There's something to be said for Commercial Cinema

Let me say a word here for commercial cinema: though I've obviously been a huge fan of indie movies and of world cinema, most of which is state- or grant-supported, there's something to be said, too, for the need to earn your keep by attracting an audience that wants to watch your movie. Obviously, commercial cinema produces some amazing bombs and you wonder who would ever have been dumb enough to invest money in such films as Somewhere? or I Love You Philip Morris? And commercial cinema also leads to an incredible dumbing down of most movies, as too many reach for the widest possible audience, as do radio stations, rather than finding a right audience, and too many depend on cartoons and special effects, which can show worldwide without any need for translation or dubbing. OK - but what do you make of a movie like the multinational art film "A Talking Picture" but the legendary, 90+ year old Portuguese director, di Oliverias (I know I have his name wrong - I'll look it up)? A mother takes her daughter on a cruise from Lisbon to Bombay, they stop at many sights - the Parthenon, Pompeii - and the mother explains the history to the daughter, and on and on! I could literally not bear to watch more than 30 minutes. This looked like a really bad episode of Globetrekker. Turned it off; read a brief synopsis that tells me this turns into some kind of thriller, with a bomb aboard the ship.
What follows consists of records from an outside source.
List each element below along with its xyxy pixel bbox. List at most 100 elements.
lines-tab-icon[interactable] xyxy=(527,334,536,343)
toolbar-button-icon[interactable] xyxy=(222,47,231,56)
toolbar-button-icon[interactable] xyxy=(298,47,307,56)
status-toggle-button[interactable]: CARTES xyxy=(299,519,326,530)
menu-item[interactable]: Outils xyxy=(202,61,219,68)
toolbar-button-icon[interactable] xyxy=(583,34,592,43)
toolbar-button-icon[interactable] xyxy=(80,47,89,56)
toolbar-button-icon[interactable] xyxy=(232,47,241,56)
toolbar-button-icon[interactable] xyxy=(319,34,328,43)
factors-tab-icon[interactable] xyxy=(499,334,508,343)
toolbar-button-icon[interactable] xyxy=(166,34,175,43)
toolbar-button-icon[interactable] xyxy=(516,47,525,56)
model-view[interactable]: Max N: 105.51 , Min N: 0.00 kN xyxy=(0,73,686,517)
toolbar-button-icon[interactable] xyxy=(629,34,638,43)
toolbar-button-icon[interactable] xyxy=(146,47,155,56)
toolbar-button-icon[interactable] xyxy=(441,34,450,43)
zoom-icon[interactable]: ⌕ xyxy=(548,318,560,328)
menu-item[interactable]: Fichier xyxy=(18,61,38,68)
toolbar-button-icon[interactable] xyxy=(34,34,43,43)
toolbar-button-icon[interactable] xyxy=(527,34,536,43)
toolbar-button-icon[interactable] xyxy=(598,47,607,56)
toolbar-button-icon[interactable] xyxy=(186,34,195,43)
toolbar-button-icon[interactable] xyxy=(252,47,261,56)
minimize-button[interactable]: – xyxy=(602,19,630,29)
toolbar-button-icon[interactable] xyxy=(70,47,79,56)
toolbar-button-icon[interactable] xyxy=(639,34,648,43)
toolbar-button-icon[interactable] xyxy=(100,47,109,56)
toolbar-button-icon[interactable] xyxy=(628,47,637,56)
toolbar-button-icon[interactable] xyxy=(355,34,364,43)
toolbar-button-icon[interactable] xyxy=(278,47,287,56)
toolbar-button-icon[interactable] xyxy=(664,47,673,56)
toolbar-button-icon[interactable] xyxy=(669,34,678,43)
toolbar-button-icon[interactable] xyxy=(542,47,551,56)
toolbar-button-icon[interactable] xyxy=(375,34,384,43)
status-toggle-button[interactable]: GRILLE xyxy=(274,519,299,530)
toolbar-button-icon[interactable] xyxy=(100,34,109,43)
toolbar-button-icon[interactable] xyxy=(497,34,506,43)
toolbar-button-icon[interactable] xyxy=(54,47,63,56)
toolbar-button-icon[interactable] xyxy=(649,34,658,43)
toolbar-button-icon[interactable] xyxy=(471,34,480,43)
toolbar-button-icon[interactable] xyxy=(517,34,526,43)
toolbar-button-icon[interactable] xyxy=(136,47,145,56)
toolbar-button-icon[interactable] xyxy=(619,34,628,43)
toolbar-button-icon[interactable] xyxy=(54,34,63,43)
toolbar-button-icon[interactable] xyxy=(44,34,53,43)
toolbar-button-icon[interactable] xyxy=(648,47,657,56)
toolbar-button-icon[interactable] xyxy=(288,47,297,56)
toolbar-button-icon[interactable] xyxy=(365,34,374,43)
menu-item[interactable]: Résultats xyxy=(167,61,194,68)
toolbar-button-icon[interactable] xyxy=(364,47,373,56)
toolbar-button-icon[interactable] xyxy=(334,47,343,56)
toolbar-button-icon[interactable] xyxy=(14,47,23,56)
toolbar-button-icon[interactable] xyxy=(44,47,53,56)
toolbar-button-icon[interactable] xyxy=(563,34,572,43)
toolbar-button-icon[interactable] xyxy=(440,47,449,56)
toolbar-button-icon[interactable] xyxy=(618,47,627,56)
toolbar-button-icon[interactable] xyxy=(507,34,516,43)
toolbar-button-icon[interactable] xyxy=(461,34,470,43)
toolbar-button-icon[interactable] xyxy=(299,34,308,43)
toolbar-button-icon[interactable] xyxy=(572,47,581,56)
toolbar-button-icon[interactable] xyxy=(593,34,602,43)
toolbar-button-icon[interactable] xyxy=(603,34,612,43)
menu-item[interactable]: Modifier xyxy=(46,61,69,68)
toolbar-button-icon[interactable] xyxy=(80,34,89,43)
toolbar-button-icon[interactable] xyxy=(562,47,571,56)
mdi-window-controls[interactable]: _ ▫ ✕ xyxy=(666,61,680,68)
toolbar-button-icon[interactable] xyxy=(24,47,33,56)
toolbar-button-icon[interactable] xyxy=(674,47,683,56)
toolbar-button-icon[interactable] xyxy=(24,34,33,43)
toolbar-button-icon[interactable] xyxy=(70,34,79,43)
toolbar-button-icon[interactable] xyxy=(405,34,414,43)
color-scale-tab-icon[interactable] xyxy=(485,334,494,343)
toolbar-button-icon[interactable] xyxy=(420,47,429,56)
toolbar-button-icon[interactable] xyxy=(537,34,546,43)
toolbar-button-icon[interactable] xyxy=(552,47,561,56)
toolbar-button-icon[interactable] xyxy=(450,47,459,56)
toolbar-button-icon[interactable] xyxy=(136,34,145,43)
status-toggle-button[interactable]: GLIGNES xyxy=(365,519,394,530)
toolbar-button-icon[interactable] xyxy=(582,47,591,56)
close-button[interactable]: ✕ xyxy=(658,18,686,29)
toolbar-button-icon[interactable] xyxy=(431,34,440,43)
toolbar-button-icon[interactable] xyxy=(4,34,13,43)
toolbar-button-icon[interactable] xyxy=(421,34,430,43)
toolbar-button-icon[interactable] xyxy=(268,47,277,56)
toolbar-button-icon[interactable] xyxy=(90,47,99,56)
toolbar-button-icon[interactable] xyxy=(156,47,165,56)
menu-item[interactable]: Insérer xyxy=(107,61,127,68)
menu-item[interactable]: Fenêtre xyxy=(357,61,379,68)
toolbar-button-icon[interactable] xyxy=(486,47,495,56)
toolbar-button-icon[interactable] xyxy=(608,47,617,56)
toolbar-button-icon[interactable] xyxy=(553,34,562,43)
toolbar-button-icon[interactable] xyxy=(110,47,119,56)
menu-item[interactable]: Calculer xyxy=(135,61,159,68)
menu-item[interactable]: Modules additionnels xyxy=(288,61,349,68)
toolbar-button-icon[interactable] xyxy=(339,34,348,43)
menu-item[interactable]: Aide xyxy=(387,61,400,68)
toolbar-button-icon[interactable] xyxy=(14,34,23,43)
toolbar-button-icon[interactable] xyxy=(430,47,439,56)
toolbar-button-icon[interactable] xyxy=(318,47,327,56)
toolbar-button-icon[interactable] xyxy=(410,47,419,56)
OK, great - do you think, Mr. writer-director, you might have wanted to do something to captivate or entertain or pique the interest of your audience sometime during the first 30 minute?! This is a great, or terrible if you will, example of too many people allowing a legendary director to have his way because nobody really cares if anyone ever watches this film. Maybe it ends up being a good movie, but I'll never know.